Artificial Intelligence Theory  Models  and Applications
Author: P Kaliraj,T. Devi
Publsiher: CRC Press
Total Pages: 506
Release: 2021-10-21
Genre: Computers
ISBN: 9781000460605

Download Artificial Intelligence Theory Models and Applications Book in PDF, Epub and Kindle

This book examines the fundamentals and technologies of Artificial Intelligence (AI) and describes their tools, challenges, and issues. It also explains relevant theory as well as industrial applications in various domains, such as healthcare, economics, education, product development, agriculture, human resource management, environmental management, and marketing. The book is a boon to students, software developers, teachers, members of boards of studies, and researchers who need a reference resource on artificial intelligence and its applications and is primarily intended for use in courses offered by higher education institutions that strive to equip their graduates with Industry 4.0 skills.
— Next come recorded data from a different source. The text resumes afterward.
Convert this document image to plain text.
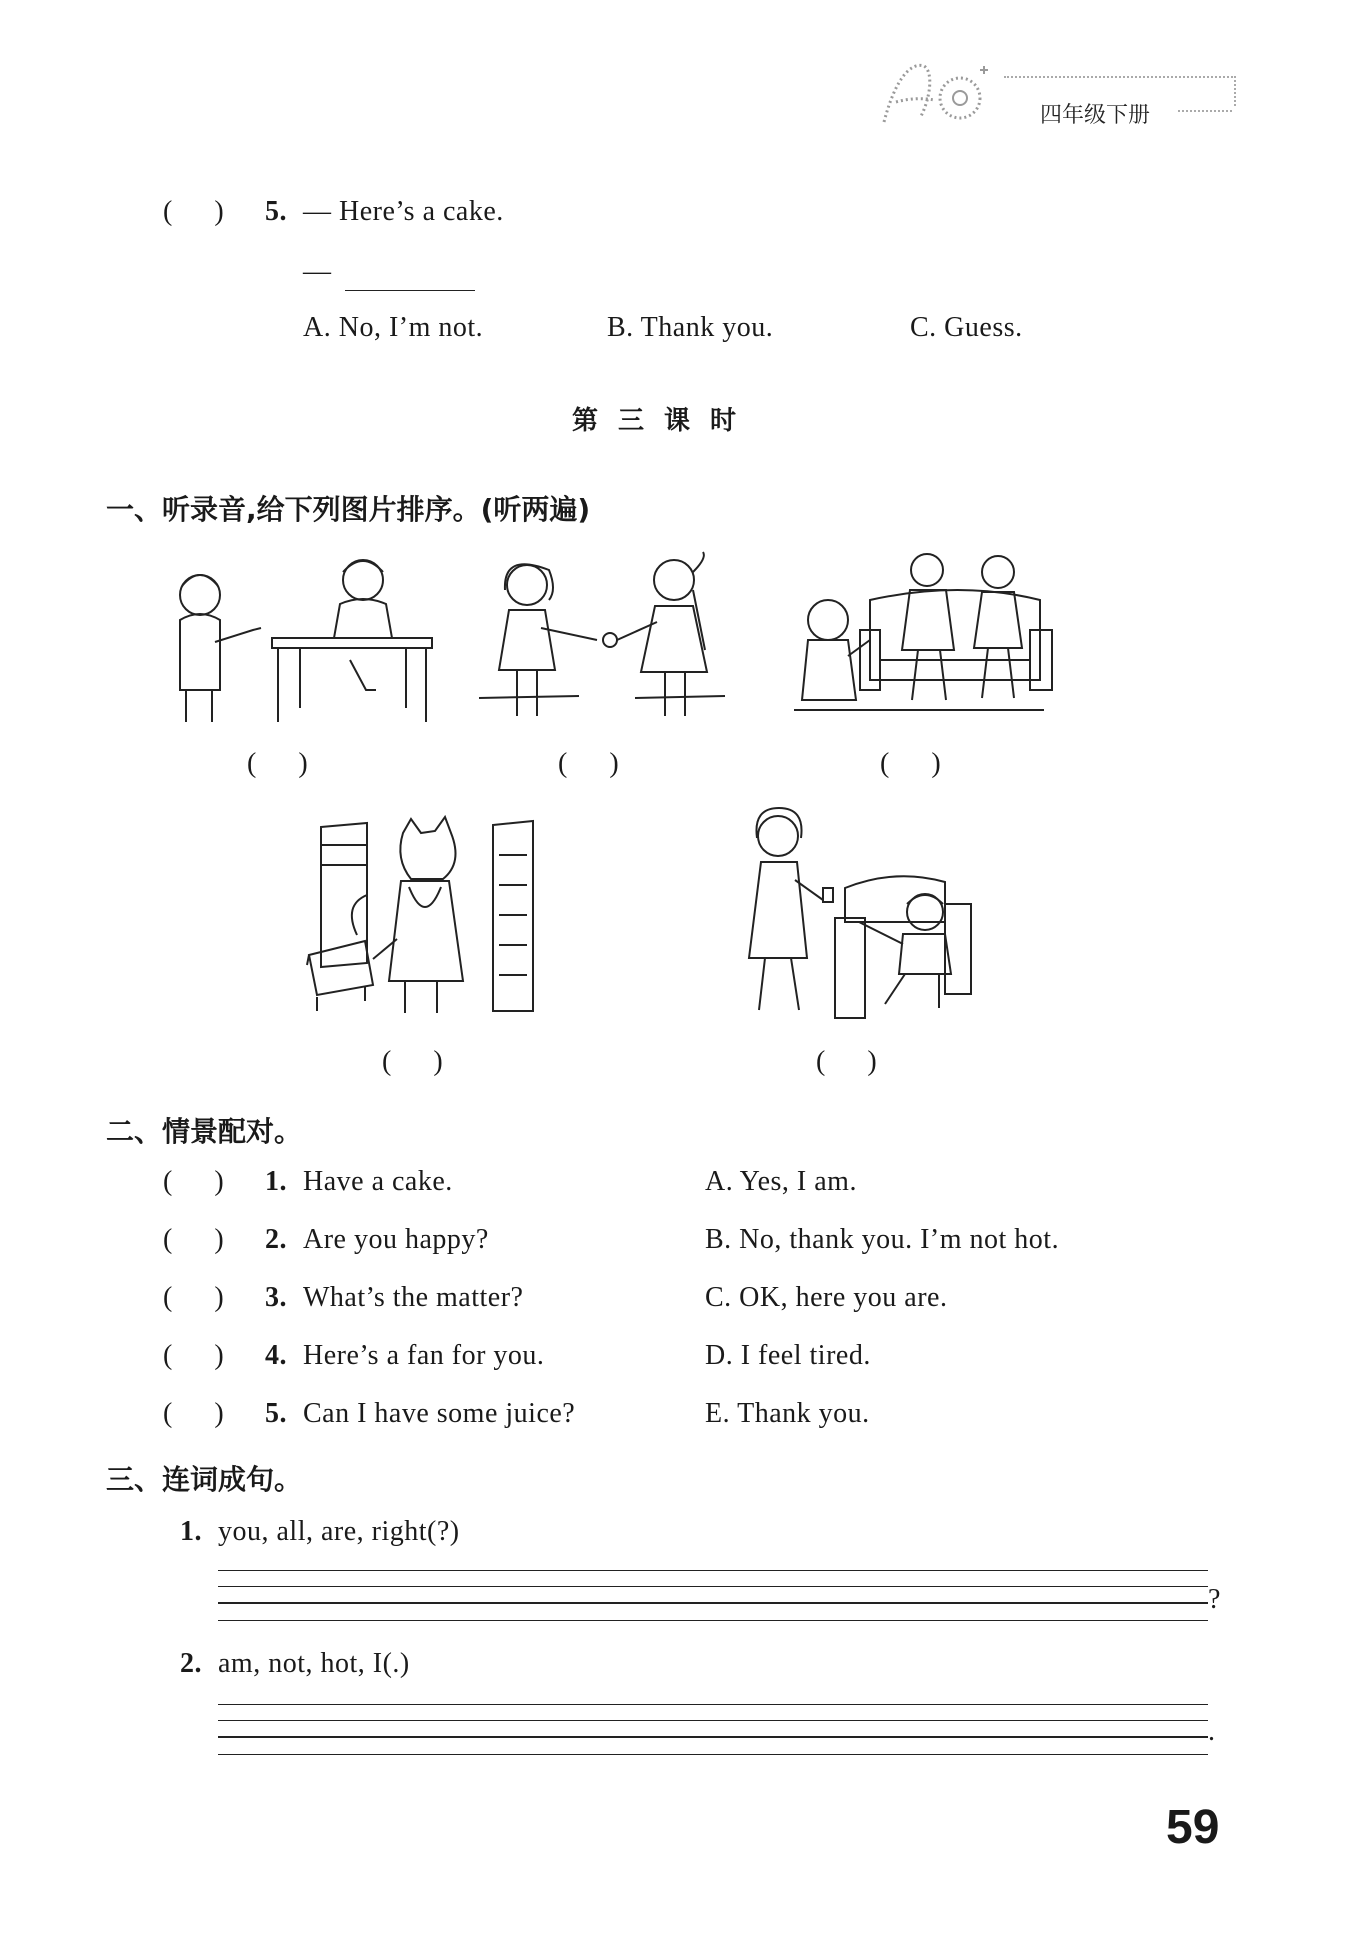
四年级下册
(      ) 5. — Here’s a cake.
—
A. No, I’m not.	B. Thank you.	C. Guess.
第三课时
一、听录音,给下列图片排序。(听两遍)
(      )	(      )	(      )
(      )	(      )
二、情景配对。
(      ) 1. Have a cake.	A. Yes, I am.
(      ) 2. Are you happy?	B. No, thank you. I’m not hot.
(      ) 3. What’s the matter?	C. OK, here you are.
(      ) 4. Here’s a fan for you.	D. I feel tired.
(      ) 5. Can I have some juice?	E. Thank you.
三、连词成句。
1. you, all, are, right(?)
?
2. am, not, hot, I(.)
.
59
FEATURES: Gender disparity in the enterprises involved in the development of AI-based software development as well as solutions to eradicate such gender bias in the AI world A general framework for AI in environmental management, smart farming, e-waste management, and smart energy optimization The potential and application of AI in medical imaging as well as the challenges of AI in precision medicine AI’s role in the diagnosis of various diseases, such as cancer and diabetes The role of machine learning models in product development and statistically monitoring product quality Machine learning to make robust and effective economic policy decisions Machine learning and data mining approaches to provide better video indexing mechanisms resulting in better searchable results ABOUT THE EDITORS: Prof. Dr. P. Kaliraj is Vice Chancellor at Bharathiar University, Coimbatore, India. Prof. Dr. T. Devi is Professor and Head of the Department of Computer Applications, Bharathiar University, Coimbatore, India.